Congratulations to Djarrak SS 1 for winning the National Reconciliation Week Poster Competition for their beautiful interpretation of this year’s theme, Now More than Ever.

It was very hard to pick a winner as all tutor groups did an amazing job. Honourable mentions go to:

- Nganabaru Senior School 1

- Pumarali Middle School 4

- Baru Senior School 3

- Pumarali Senior School 3

- Djarrak Senior School 2

The posters are displayed around the school.

A big thanks to all those involved.

Anthony Barker
Middle and Senior School English Teacher

Digital flags

In Computer Science class, 1 Gold students used Minecraft to creatively honour National Reconciliation Week. They built Aboriginal flags and formed the letters NRW, showcasing their understanding and support for reconciliation in a fun and meaningful way.

Marion Hoy
Drama & Computer Science Teacher

Powerful art

During National Reconciliation Week, the talented visual art students of HRS showcased their creative work exploring themes of reconciliation, diversity, and inclusion. One week before NRW, the students collaborated to show an understanding of Indigenous motifs and pattern designs. Students were able to discuss and present ideas for acrylic paintings on canvas. A powerful display greeted us as we moved through the Library space once their artworks were completed.

Anne McMaster
Head of Visual Art

Food to fuel the week

All week during National Reconciliation Week, our students and staff were treated to delicious fusion meals in our dining room, Mayoema. Featuring a blend of Indigenous flavours in non-Indigenous meals, the students chose from spoils like a kangaroo burger, crocodile popcorn and finger lime ice cream cones!

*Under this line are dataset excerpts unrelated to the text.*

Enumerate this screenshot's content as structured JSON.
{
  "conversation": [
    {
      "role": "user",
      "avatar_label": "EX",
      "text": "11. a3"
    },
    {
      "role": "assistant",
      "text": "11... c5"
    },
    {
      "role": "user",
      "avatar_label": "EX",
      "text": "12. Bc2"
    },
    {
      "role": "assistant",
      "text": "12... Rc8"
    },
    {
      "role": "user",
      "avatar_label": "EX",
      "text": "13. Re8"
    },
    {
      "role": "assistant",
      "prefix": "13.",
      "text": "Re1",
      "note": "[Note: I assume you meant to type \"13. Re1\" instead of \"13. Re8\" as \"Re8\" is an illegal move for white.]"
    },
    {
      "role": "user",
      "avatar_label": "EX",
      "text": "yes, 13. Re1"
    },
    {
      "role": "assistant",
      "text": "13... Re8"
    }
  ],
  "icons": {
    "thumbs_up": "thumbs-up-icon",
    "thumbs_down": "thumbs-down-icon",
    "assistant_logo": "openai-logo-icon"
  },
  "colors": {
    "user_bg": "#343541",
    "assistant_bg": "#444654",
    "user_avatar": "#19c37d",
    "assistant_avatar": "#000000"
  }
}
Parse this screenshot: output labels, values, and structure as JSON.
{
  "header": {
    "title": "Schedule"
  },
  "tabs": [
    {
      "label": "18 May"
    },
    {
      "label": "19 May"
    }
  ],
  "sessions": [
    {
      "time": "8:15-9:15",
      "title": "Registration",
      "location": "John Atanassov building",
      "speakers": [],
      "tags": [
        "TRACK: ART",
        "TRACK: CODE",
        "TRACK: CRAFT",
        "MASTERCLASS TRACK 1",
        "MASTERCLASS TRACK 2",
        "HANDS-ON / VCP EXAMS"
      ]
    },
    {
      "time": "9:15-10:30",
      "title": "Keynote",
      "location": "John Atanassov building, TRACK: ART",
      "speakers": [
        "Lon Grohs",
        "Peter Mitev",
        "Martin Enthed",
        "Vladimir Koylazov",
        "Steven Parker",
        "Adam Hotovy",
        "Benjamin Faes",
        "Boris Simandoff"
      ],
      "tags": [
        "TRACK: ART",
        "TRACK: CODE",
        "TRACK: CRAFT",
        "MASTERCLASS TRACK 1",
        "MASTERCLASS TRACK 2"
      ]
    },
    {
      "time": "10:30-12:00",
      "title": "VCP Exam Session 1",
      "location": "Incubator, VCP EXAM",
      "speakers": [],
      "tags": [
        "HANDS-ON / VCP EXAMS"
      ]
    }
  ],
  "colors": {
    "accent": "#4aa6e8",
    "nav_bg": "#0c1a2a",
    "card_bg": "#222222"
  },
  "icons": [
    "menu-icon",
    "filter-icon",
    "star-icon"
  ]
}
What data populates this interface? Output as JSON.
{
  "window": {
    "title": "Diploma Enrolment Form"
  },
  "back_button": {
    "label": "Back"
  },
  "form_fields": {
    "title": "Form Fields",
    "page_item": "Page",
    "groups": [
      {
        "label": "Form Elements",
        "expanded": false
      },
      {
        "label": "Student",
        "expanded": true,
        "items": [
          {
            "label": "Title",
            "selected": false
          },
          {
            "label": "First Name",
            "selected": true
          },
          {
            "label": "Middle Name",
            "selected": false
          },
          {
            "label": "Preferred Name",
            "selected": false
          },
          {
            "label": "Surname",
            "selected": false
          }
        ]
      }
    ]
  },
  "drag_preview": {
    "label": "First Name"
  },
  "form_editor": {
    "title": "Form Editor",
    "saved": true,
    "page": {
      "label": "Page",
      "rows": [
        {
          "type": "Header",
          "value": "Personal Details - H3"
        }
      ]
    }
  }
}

From little things, big things grow

Our Year 7P English class has been diving into the world of poetry! As part of National Reconciliation Week activities, students have explored Paul Kelly and Kev Carmody's powerful song 'From Little Things, Big Things Grow', and examined the historical significance of the Wave Hill Walk Off, as part of the Land Rights movement.

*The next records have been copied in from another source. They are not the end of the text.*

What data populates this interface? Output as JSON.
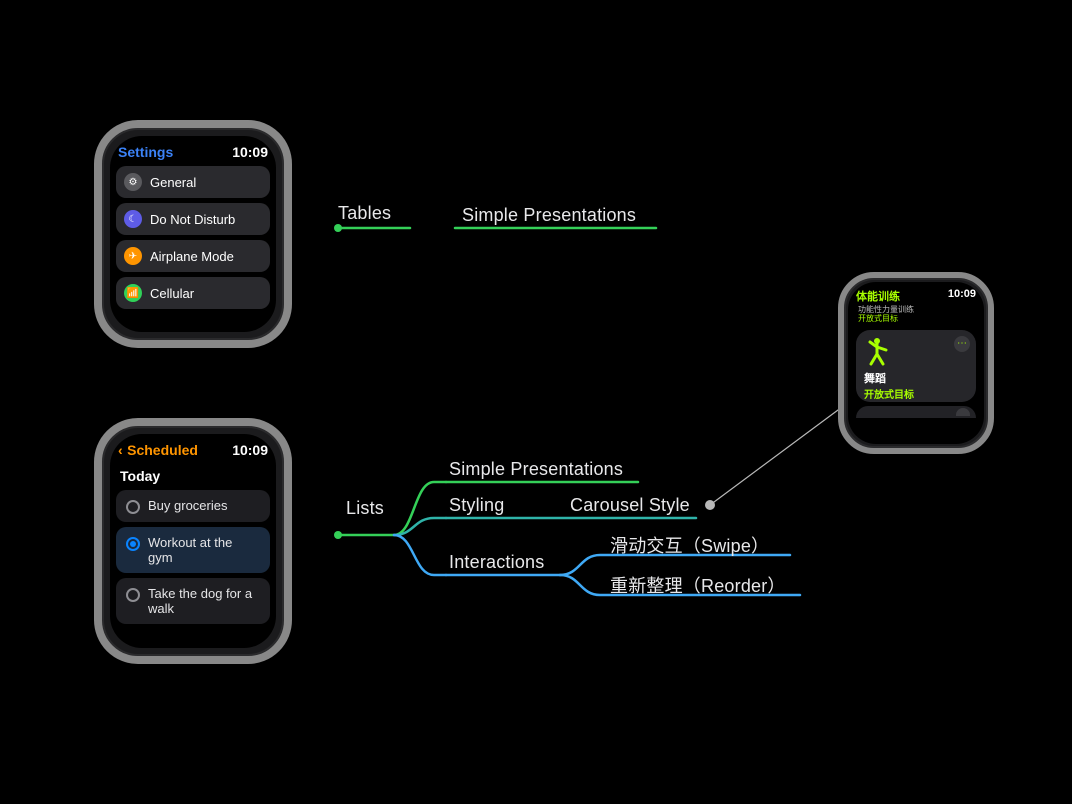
{
  "watch1": {
    "title": "Settings",
    "time": "10:09",
    "items": [
      {
        "label": "General",
        "icon_glyph": "⚙",
        "icon_class": "ic-general"
      },
      {
        "label": "Do Not Disturb",
        "icon_glyph": "☾",
        "icon_class": "ic-dnd"
      },
      {
        "label": "Airplane Mode",
        "icon_glyph": "✈",
        "icon_class": "ic-airplane"
      },
      {
        "label": "Cellular",
        "icon_glyph": "📶",
        "icon_class": "ic-cellular"
      }
    ]
  },
  "watch2": {
    "title": "Scheduled",
    "time": "10:09",
    "section": "Today",
    "items": [
      {
        "label": "Buy groceries",
        "selected": false
      },
      {
        "label": "Workout at the gym",
        "selected": true
      },
      {
        "label": "Take the dog for a walk",
        "selected": false
      }
    ]
  },
  "watch3": {
    "title": "体能训练",
    "time": "10:09",
    "peek_line1": "功能性力量训练",
    "peek_line2": "开放式目标",
    "card_title": "舞蹈",
    "card_sub": "开放式目标"
  },
  "mindmap": {
    "tables": {
      "root": "Tables",
      "child": "Simple Presentations"
    },
    "lists": {
      "root": "Lists",
      "simple": "Simple Presentations",
      "styling": "Styling",
      "carousel": "Carousel Style",
      "interactions": "Interactions",
      "swipe": "滑动交互（Swipe）",
      "reorder": "重新整理（Reorder）"
    }
  }
}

To unleash their creativity, students crafted their own blackout poetry using texts from the ‘Defining Moments Series’ by the National Museum. This exercise encouraged them to think deeply about how words and images can convey profound meanings. We're so proud of their insightful and expressive works!

Susannah Ritchie
Head of Teaching & Learning Coaching

Jumpers to be proud of

Our Year 12 jumpers arrived just in time for Reconciliation Week. Max and Robin look particularly proud with their skin names and local artwork emblazoned on the back! Thank you to our Deputy Head of Senior School, Ms Gates, for being a key supporter of this project.

Sammy Gates
Deputy Head of Senior School

Striving for excellence

Our staff have had the privilege of listening to, and learning from colleagues about the community life of our staff and students. We thank Tash, Morgan, Tammy and Shane for their generosity and guidance in helping us strive for excellence in Indigenous education. Tammy and Shane, also worked with alongside our Year 7 students on further developing their cultural competence. Through their business Mamanta, a Tiwi word for 'friends', cross cultural learning experiences connected students to Indigenous culture and to one another.